I can see that the newer one are having a slightly faster theoretically
internal speed, but otherwise they look quite the same. Are the newer ones
worth the price difference?

Regards, Lars.


Can we use both ST4000NM0033 and ST4000NM0035 in a RAID6, i.e
for example can we use 2 nos. ST4000NM0033 and 2 nos ST4000NM0035 ??


For RAID, it's preferable to have drives with TLER (time limited error recovery).
That helps prevent unnecessary array rebuilds due to the reallocation of
sectors.

TLER/CCTL

https://en.wikipedia.org/wiki/Error_recovery_control

Other than that, you could likely mix those two drives in RAID,
as the slowest characteristic determines the overall performance.
If one drive does 200MB/sec and the second drive does 210MB/sec,
the 200MB/sec drive defines the response. If one has a seek
time of 12ms and another drive has a seek time of 13ms, the
13ms drive determines the response of the array (for anything
which cannot be hidden by that particular RAID array type).
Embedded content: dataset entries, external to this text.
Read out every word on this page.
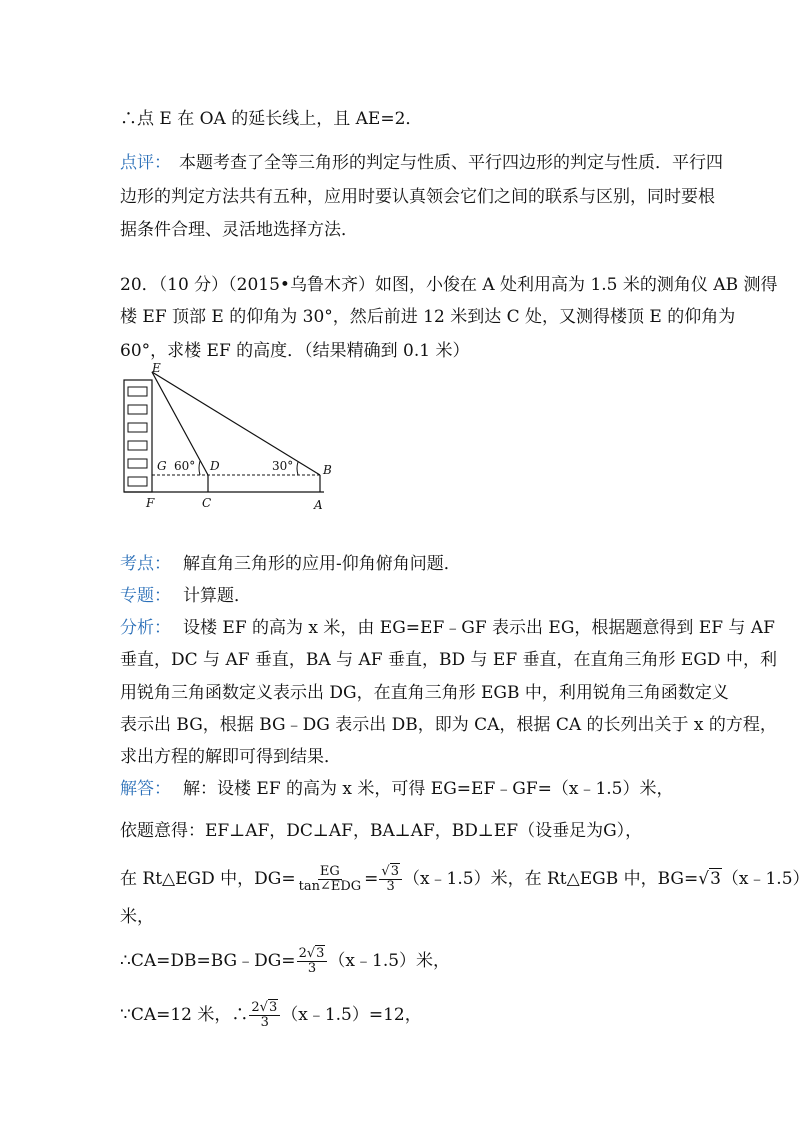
∴点 E 在 OA 的延长线上，且 AE=2．
点评： 本题考查了全等三角形的判定与性质、平行四边形的判定与性质．平行四
边形的判定方法共有五种，应用时要认真领会它们之间的联系与区别，同时要根
据条件合理、灵活地选择方法．
20．（10 分）（2015•乌鲁木齐）如图，小俊在 A 处利用高为 1.5 米的测角仪 AB 测得
楼 EF 顶部 E 的仰角为 30°，然后前进 12 米到达 C 处，又测得楼顶 E 的仰角为
60°，求楼 EF 的高度．（结果精确到 0.1 米）
E
G 60° D	30° B
F	C	A
考点： 解直角三角形的应用-仰角俯角问题．
专题： 计算题．
分析： 设楼 EF 的高为 x 米，由 EG=EF﹣GF 表示出 EG，根据题意得到 EF 与 AF
垂直，DC 与 AF 垂直，BA 与 AF 垂直，BD 与 EF 垂直，在直角三角形 EGD 中，利
用锐角三角函数定义表示出 DG，在直角三角形 EGB 中，利用锐角三角函数定义
表示出 BG，根据 BG﹣DG 表示出 DB，即为 CA，根据 CA 的长列出关于 x 的方程，
求出方程的解即可得到结果．
解答： 解：设楼 EF 的高为 x 米，可得 EG=EF﹣GF=（x﹣1.5）米，
依题意得：EF⊥AF，DC⊥AF，BA⊥AF，BD⊥EF（设垂足为G），
在 Rt△EGD 中，$DG= \frac{EG}{\text{tan∠EDG}} = \frac{√3}{3}$ （x﹣1.5）米，在 Rt△EGB 中，BG=√3（x﹣1.5）
米，
∴CA=DB=BG﹣DG= $\frac{2√3}{3}$ （x﹣1.5）米，
∵CA=12 米，∴ $\frac{2√3}{3}$ （x﹣1.5）=12，
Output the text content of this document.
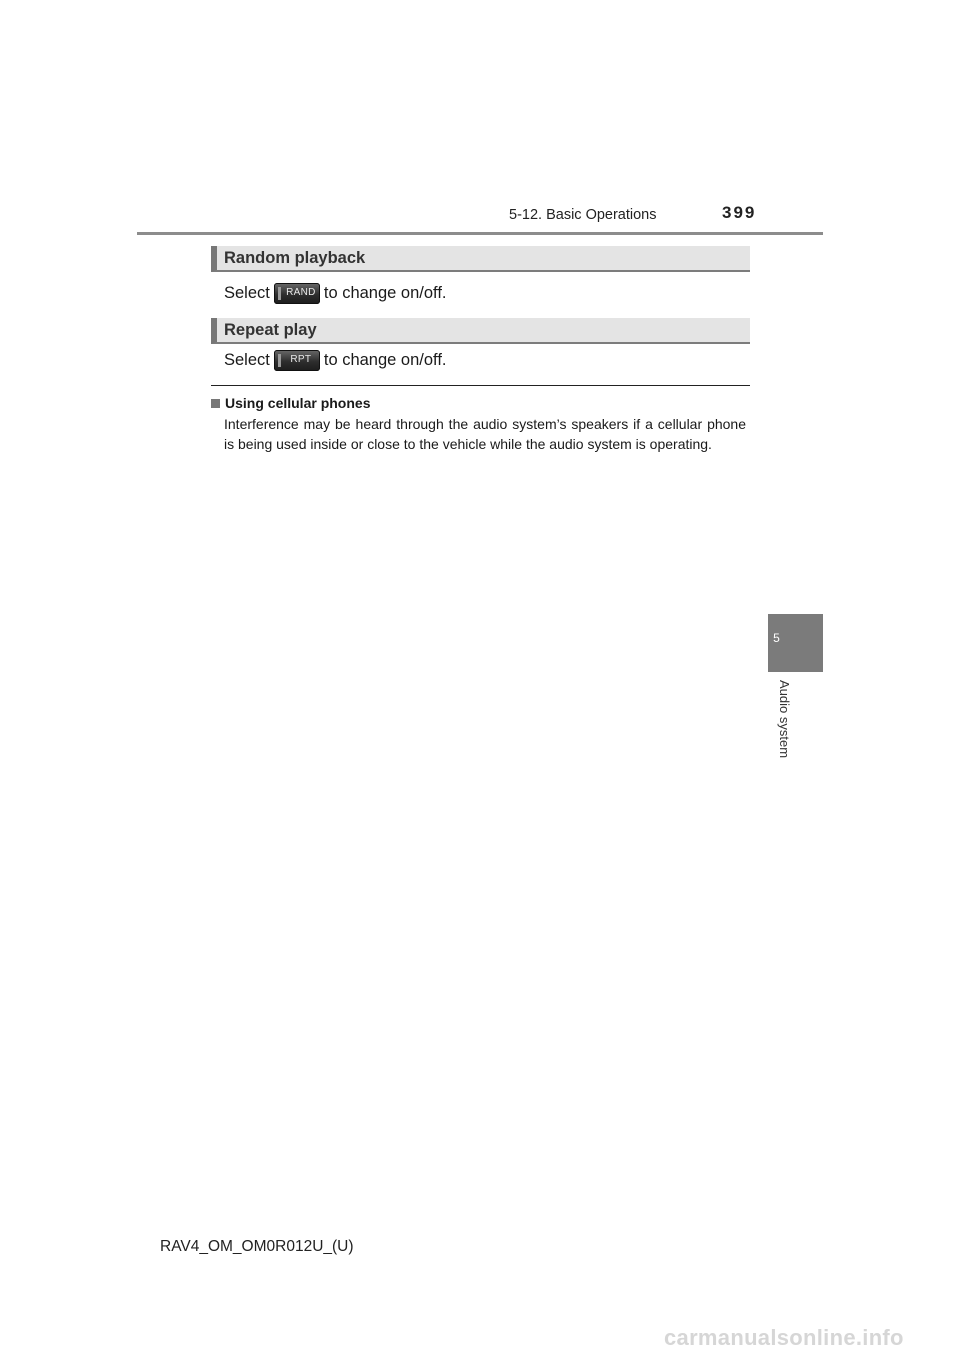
5-12. Basic Operations	399
5
Audio system
Random playback
Select

RAND

to change on/off.
Repeat play
Select

	RPT

to change on/off.
Using cellular phones
Interference may be heard through the audio system’s speakers if a cellular phone is being used inside or close to the vehicle while the audio system is operating.
RAV4_OM_OM0R012U_(U)
carmanualsonline.info
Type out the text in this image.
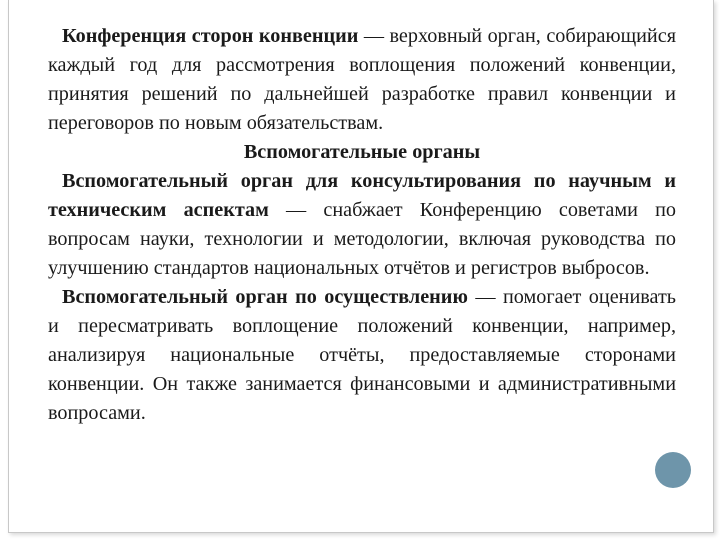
Конференция сторон конвенции — верховный орган, собирающийся каждый год для рассмотрения воплощения положений конвенции, принятия решений по дальнейшей разработке правил конвенции и переговоров по новым обязательствам.

Вспомогательные органы

Вспомогательный орган для консультирования по научным и техническим аспектам — снабжает Конференцию советами по вопросам науки, технологии и методологии, включая руководства по улучшению стандартов национальных отчётов и регистров выбросов.

Вспомогательный орган по осуществлению — помогает оценивать и пересматривать воплощение положений конвенции, например, анализируя национальные отчёты, предоставляемые сторонами конвенции. Он также занимается финансовыми и административными вопросами.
You also select drives rated for the vibration characteristic
of the application. If the disks are going in a rack mount
with a lot of other drives, an Enterprise drive might be
better for that than a Consumer drive. An Enterprise drive
with a piezo actuator at the head for fine positioning,
is supposed to track better when the drive receives vibration
from the drives next to it.

Those are all considerations when selecting drives for RAID.